Le laboratoire du Centre international de recherches médicales de Franceville (CIRMF) a été placé en état d’alerte pour recevoir des échantillons suspects du virus Ebola relevés en République démocratique du Congo (RDC). L’apparition de cas suspects se sont en effet multipliés dans la ville de Mbandaka, situées dans la province de l’Équateur, au centre du pays. Devant les risques d’extension à d’autres pays d’Afrique centrale – notamment le Gabon, voisin – l’OMS a tiré la sonnette d’alarme.

 

« L’inquiétude est réelle, Mbandaka est une grosse agglomération. Tous les moyens sont mis en œuvre pour arriver à endiguer rapidement cette épidémie. Des thermoflash permettant de détecter les personnes atteintes de fièvre ont été installés au port et à l’aéroport et les contrôles sanitaires renforcés. Dans sa politique, l’Organisation mondiale de la santé (OMS) ne conseille pas de mettre en quarantaine les régions touchées mais les autorités des pays environnants ont renforcé la surveillance aux frontières », explique Eugène Kabambi, chargé de communication de l’OMS

Le principal risque est que les symptômes liés à cette fièvre hémorragique, très contagieuse et des plus dangereuses, sont non spécifiques (ils sont similires au paludisme ou à la méningite). Aussi, pour s’assurer d’une contamination, il faut réaliser des tests poussés – exposant au passage un personne médical n’ayant pas le bon matériel ou la bonne formation. Aussi, le Gabon a décidé de venir en aide à son voisin pour ces analyses.

 

Les équipes du laboratoire « P4 » ultra-sécurisé, mobilisées à l’appel de l’OMC, sont donc prêtes à recevoir des échantillons actuellement traités par l’Institut national de recherche biomédicale de Kinshasa.

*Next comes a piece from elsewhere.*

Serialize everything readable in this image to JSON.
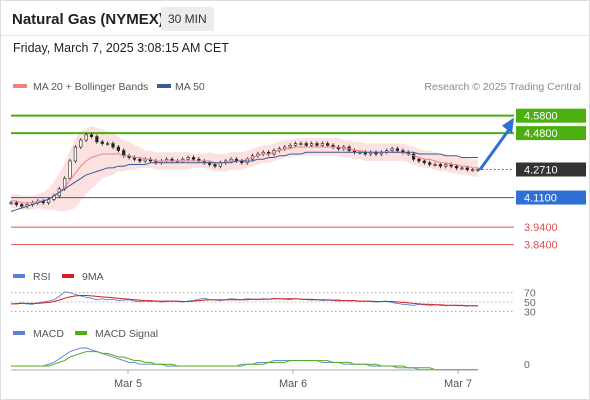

Des mesures drastiques du laboratoire, spécialisé dans l’étude de virus, permettent d’éviter une contamination. « Seules quatre personnes, trois chercheurs et un technicien, sont autorisées à pénétrer dans le P4 », via un badge d’accès dédié, explique le docteur Illich Mombo, virologue et responsable de ce laboratoire.

 

« Même l’air qu’on respire est filtré » détaille-t-il. Il doit également revêtir en permanence une combinaison étanche sur le sire. Celle-ci est détruite une fois son travail terminé. Le seul autre centre médical qui affiche ce niveau de sécurité sur le continent se trouve à Johannesburg, en Afrique du Sud. Le CIRMF est cofinancé par l’État gabonais et la France. « Entre l’arrivée d’un échantillon suspect et le rendu des résultats du diagnostic, il faut en moyenne de 24 à 48 heures », assure Illich Mombo.